$How^{2}$: How to learn from procedural How-to questions

TL;DR

The paper introduces the memory-augmented framework $How^2$ for lifelong learning from procedural how-to questions to improve planning in interactive environments. By decoupling guidance from the current state through abstraction and parsing, it enables reusable memory entries across tasks. In Plancraft, fully executable teacher answers yield high immediate success, while abstracted subgoals enhance long-term reuse, with the complete $How^2$ pipeline balancing immediate utility and autonomous learning. These results demonstrate the potential of memory-guided planning for LLM-based agents in complex, open-ended domains.

Abstract

An agent facing a planning problem can use answers to how-to questions to reduce uncertainty and fill knowledge gaps, helping it solve both current and future tasks. However, their open ended nature, where valid answers to "How do I X?" range from executable actions to high-level descriptions of X's sub-goals, makes them challenging for AI agents to ask, and for AI experts to answer, in ways that support efficient planning. We introduce $How^{2}$, a memory agent framework that enables agents to ask how-to questions, store the answers, and reuse them for lifelong learning in interactive environments. We evaluate our approach in Plancraft, a Minecraft crafting environment, where agents must complete an assembly task by manipulating inventory items. Using teacher models that answer at varying levels of abstraction, from executable action sequences to high-level subgoal descriptions, we show that lifelong learning agents benefit most from answers that are abstracted and decoupled from the current state. $How^{2}$ offers a way for LLM-based agents to improve their planning capabilities over time by asking questions in interactive environments.

Figures (24)

• Figure 1: We solve a Minecraft planning task through a lifelong mechanism in a student/teacher setup.
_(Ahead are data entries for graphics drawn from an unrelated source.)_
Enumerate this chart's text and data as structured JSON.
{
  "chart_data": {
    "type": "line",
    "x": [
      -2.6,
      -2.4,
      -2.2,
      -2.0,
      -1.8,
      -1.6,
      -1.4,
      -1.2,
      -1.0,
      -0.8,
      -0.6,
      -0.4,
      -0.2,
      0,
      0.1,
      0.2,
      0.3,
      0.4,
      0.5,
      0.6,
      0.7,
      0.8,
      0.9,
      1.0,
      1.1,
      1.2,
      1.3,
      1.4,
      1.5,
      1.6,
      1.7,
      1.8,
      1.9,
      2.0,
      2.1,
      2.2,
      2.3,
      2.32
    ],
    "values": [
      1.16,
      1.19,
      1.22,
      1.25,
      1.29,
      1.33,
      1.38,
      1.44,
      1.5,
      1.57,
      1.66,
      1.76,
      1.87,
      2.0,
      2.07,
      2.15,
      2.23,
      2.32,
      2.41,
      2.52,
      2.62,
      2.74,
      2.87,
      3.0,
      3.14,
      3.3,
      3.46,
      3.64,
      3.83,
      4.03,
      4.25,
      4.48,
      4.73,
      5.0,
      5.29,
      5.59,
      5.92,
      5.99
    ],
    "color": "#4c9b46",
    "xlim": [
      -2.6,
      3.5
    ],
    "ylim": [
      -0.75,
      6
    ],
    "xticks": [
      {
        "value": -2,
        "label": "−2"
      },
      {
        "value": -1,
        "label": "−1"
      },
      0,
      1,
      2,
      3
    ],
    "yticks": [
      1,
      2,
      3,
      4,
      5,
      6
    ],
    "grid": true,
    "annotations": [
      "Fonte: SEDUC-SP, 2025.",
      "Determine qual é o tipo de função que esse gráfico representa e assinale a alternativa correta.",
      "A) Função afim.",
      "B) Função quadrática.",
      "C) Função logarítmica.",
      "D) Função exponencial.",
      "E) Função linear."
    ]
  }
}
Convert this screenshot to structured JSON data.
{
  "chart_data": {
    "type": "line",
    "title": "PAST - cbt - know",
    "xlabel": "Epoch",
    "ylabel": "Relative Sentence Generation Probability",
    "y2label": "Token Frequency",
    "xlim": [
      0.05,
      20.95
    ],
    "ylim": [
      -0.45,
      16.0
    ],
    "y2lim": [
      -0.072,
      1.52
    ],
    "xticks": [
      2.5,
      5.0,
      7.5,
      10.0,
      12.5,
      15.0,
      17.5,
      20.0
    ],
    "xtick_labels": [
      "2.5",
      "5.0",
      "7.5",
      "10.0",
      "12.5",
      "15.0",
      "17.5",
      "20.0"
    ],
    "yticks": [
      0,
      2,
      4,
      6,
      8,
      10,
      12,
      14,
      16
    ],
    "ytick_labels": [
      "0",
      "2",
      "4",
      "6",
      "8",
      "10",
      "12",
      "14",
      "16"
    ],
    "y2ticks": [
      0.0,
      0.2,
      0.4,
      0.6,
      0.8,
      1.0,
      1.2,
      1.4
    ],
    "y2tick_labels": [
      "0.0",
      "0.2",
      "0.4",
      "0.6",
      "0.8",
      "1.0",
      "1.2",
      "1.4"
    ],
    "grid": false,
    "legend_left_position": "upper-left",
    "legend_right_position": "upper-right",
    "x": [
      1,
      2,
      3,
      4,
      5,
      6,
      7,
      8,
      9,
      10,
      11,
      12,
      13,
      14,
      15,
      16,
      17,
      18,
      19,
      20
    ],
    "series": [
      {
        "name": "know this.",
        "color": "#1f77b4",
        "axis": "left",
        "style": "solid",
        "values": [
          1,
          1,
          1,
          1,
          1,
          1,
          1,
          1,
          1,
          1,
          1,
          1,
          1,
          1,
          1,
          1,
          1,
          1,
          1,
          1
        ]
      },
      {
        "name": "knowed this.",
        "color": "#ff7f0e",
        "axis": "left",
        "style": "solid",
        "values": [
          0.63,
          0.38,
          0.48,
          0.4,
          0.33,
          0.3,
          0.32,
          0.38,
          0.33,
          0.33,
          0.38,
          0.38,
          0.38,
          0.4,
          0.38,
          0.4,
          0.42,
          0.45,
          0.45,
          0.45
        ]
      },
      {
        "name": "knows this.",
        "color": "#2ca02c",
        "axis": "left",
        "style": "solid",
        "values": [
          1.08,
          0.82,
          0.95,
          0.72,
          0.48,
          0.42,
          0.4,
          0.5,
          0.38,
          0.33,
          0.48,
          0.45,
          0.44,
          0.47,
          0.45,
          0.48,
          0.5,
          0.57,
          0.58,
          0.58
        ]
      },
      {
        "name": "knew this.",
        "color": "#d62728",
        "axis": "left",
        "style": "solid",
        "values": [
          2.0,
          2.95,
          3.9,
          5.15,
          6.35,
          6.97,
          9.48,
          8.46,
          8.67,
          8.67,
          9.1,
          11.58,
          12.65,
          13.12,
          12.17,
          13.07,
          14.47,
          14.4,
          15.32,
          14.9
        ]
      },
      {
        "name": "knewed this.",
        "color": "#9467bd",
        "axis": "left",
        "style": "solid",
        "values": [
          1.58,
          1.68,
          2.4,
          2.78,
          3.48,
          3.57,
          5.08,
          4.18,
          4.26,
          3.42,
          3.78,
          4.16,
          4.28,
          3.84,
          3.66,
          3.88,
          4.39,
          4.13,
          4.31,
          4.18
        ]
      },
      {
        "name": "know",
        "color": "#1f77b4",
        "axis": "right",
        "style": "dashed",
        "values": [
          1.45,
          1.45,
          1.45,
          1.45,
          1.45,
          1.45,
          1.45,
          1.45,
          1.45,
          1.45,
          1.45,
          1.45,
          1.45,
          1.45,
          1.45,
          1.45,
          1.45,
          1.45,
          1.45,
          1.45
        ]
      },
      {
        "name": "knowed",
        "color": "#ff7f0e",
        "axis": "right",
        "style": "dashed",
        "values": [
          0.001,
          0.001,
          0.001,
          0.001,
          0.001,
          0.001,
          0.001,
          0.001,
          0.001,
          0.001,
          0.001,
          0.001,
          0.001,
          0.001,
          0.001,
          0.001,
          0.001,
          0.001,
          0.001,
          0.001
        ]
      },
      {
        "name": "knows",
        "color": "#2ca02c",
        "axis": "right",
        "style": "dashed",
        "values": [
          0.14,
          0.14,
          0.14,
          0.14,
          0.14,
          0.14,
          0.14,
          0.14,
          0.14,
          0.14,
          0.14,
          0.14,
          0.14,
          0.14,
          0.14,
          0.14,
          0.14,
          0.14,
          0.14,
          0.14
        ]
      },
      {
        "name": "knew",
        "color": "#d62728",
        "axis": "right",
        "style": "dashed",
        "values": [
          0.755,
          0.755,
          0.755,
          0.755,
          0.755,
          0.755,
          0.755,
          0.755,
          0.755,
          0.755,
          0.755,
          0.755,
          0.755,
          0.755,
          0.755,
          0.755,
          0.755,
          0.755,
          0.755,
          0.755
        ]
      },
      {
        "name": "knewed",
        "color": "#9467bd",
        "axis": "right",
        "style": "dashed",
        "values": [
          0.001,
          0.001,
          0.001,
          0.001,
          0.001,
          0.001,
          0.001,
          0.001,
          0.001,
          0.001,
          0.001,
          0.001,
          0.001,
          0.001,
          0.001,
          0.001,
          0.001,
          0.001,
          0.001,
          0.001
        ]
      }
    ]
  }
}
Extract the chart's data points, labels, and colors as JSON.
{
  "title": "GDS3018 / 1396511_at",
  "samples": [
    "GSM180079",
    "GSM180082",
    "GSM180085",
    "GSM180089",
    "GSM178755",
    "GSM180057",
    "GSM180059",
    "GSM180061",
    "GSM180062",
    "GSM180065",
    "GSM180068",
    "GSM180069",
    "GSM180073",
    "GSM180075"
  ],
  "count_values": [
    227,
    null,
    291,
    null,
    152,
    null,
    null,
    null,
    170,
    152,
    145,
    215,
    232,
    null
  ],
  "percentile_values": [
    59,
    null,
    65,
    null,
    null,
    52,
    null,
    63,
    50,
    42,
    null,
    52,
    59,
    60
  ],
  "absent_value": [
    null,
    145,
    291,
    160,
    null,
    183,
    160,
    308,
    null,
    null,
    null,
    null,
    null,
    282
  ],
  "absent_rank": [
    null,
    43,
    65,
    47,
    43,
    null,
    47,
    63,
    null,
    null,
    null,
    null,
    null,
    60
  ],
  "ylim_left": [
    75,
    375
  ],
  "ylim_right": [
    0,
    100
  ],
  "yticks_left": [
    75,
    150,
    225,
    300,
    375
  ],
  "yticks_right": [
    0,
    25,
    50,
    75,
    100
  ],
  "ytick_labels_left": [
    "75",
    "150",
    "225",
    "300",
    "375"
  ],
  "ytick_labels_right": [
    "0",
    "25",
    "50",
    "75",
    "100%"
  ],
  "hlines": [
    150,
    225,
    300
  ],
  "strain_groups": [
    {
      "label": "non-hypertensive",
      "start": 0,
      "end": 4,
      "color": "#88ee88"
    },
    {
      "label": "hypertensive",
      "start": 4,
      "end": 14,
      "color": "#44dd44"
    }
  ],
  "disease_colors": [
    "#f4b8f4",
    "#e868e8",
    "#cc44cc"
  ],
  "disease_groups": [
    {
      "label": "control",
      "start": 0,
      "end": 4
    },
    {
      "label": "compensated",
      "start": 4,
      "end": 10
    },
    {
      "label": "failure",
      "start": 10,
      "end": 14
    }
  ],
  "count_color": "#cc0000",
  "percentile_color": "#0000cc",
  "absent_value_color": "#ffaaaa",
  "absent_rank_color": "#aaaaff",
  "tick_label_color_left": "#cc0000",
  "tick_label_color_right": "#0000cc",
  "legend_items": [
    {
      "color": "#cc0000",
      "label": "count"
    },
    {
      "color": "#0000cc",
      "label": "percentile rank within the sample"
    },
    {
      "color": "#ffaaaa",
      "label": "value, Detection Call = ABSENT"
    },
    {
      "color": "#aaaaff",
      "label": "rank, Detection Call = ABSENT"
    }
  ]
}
We use a memory to store procedural answers to how-to questions. Our $How^2$ framework abstracts the executable plans, to decouple the teacher's answers from the game state and generalise memory entries for re-use.
• Figure 2: Our proposed $How^2$ agent framework for lifelong learning with external knowledge from a teacher. 1) The agent can call a read-memory tool which queries the memory module with a query $\theta$. The memory is a key-value mapping which retrieves and indexes memories given the search query $\theta$. 2) When nothing is stored under $\theta$ or all memories fail a relevance check w.r.t. the current state, then 3) the agent asks a how-to question to the teacher. 4) The teacher answers the question with different levels of executability. 5) The answer is parsed to decouple it from the current state and generalise the instructions. 6) The memory is stored under $\theta$ in the memory and returned to the main agent.
• Figure 3: The executable teacher returns a full plan that is conditioned on the current inventory—where the inventory locations are instantiated. The subgoal-partially-executable teacher returns instructions where the inventory slots are not specified and decomposes each subtasks into identifiable subgoals. This generalises to unseen inventories as the crafting patterns remain the same. Lastly, the non-executable teacher returns an entirely ungrounded plan and instead uses pattern abstractions such as shapes and relative positions.
• Figure 4: Bar chart showing the success rate of the different teacher types in Just Ask. When the teacher is invoked at the beginning of the episode, the success rate is significantly higher than when it is called later. This is consistent across all teacher types. The executable teacher outperforms all other teachers, especially if called after the first action.
• Figure 5: Heat-map for the performance of the executable teacher in each setup. We show the success rate (colour) and counts (values) per cache misses and cache hits. This highlights the effectiveness $How^2$ in improving agent performance by filtering irrelevant memories, but also the trade-off between cache hits and success.